Making a personal budget that tracks our spending on the regular is one of those things that we’re always advised to do but rarely actuallydo. Unless, of course, you fall into one of the following groups: A) You’ve experienced the consequences of living without a budget and learned it’s a reckless way to live or B) You grew up in a household where money matters and budgeting tactics were discussed at the kitchen table.
For those of us who are new to the budgeting game, creating a budget from scratch can seem like an overwhelming situation. The silver lining is that you likely already have an option available to you that doesn’t require you to learn a new program. Yep, we’re talking about the simple, no-frills spreadsheet capabilities available on Microsoft Excel or Google Sheets. Setting up an Excel or Google Sheets budget might take some time at the beginning, but once you’ve gotten the hang of it, you’ll only have to update as you go along.

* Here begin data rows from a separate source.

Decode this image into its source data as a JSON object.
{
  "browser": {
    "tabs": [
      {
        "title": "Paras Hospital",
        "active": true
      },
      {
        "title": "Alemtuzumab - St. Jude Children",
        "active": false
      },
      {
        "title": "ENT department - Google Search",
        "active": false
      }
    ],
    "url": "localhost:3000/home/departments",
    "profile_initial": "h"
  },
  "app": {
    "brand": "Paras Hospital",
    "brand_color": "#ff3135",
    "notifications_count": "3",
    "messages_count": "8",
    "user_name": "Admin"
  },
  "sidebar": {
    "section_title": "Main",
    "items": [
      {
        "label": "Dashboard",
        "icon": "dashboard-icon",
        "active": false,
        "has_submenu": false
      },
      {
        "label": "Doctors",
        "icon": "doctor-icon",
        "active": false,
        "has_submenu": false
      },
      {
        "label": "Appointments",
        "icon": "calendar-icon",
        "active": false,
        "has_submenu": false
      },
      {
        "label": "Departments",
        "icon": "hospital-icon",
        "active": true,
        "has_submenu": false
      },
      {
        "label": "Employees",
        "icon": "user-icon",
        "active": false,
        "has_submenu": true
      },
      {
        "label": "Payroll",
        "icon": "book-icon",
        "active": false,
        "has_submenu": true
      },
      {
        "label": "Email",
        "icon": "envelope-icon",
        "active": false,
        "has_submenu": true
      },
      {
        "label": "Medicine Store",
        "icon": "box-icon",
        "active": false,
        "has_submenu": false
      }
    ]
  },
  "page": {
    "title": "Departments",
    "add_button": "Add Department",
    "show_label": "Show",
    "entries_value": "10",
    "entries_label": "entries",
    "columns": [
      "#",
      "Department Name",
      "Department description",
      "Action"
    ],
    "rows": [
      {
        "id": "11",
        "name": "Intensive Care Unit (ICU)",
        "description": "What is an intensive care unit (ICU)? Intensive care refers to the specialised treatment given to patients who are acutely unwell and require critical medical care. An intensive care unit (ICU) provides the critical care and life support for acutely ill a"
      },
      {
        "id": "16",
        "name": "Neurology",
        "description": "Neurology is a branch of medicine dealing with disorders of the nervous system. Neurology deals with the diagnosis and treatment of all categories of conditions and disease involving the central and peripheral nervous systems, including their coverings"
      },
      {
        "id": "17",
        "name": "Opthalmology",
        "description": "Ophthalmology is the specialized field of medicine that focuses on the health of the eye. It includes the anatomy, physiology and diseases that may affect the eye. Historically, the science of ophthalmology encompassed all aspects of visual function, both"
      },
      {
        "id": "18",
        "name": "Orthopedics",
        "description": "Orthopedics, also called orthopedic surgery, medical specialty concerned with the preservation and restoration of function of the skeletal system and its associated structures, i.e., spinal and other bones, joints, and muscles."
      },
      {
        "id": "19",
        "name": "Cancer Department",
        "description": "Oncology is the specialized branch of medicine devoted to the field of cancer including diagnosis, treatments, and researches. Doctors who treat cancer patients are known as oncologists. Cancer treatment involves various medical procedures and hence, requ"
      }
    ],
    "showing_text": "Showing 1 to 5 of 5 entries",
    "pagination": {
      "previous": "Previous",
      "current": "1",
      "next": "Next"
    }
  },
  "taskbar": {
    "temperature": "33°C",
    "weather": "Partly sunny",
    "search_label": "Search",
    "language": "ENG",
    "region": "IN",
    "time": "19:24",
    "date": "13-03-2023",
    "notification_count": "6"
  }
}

The following steps out to make it easy to get started:
Gather the right information
This one’s pretty self-explanatory. Gather the receipts from those restaurant dinners. Have the numbers on hand for your big-ticket items, like your loan repayment plan or recurring bills and utilities. Better yet, print your bank statements for the past month (or more) and highlight items with a different color for each category, like groceries, utilities, phone, and gas.
Establish your total income
Make note on Excel of how much income you have every month. So, if you get paid X amount every 15 of the month, make a column titled “Income,” with the amount on the cell to the right and the date(s) that you get paid. The key is to keep only one piece of information to each cell so that you can clearly tally totals and categorize things as need be.
List your set monthly expenses
Create a column on the left that lists any recurring and static monthly expenses that don’t fluctuate in amount. This would look a little something like rent/mortgage, phone bill, student loans, car payments, and insurance. Each of these items would be allotted their own cell on the spreadsheet with the numerical value for each bill on the cell to the immediate right.
Make sure to note due dates
For recurring payments, make a note of their respective due dates on the next column to the right of the dollar amount. It’s important to track when your bills are due because your ultimate goal is to pay them early, so you’re not stuck with late fees or scrambling to pay far too many bills at once, leaving you with a low cash flow.
List your monthly “allotments”
This is where you create another column with the remainder of your monthly expenses that are likely to fluctuate. This could include things like groceries, gas money, takeout dinner, and toiletries. Don’t forget to include your “fun fund,” either, which can include expenses like brunch with friends or clothes shopping. Tally them together in a column like you did with your static bills.
Then, give yourself an estimated budget or “allotment” you’re hoping to stay under for each category. List this in the cell to the right of each category. Finally, create another column to the right of that cell which details how much you’ve actually spent on these items. You’ll be calculating this throughout the month or at the end to see where you’re at.
The AutoSum or SUM formula does the work
This is the final and key piece to making a budget on a spreadsheet worth your time. Excel’s total AutoSum formula makes it super easy to automatically calculate numerical totals in a row or column of cells that you highlight. You can also select different cells and set up a mathematical formula that calculates a total using the values you input in those cells. (More on how to set up the formula here.)
For instance, if you want to calculate the total amount you’ve allotted for your miscellaneous expenses, you’d do the following:
- Click the cell immediately below the column of values listed as miscellaneous expenses. This is where the formula will be saved.
- Then, highlight all of the values in the column above it. This will create a formula that might look something like, “=SUM(E2+E7),” with “E2” and “E7” reflecting the individual cells you’ve decided to tally.
In using the AutoSum formula, you can tally the total amount you’re spending in categories as well as how you’re doing with your spending compared to your total income. Play around with the formulas and use as few or as many as you’d like. The great thing is that totals will be automatically calculated for you as soon as you input a value in a cell.
Those are the budgeting basics! Go ahead and play around with your own categories and see what setups work best for you. Remember, it doesn’t have to look pretty. It just has to get the job done.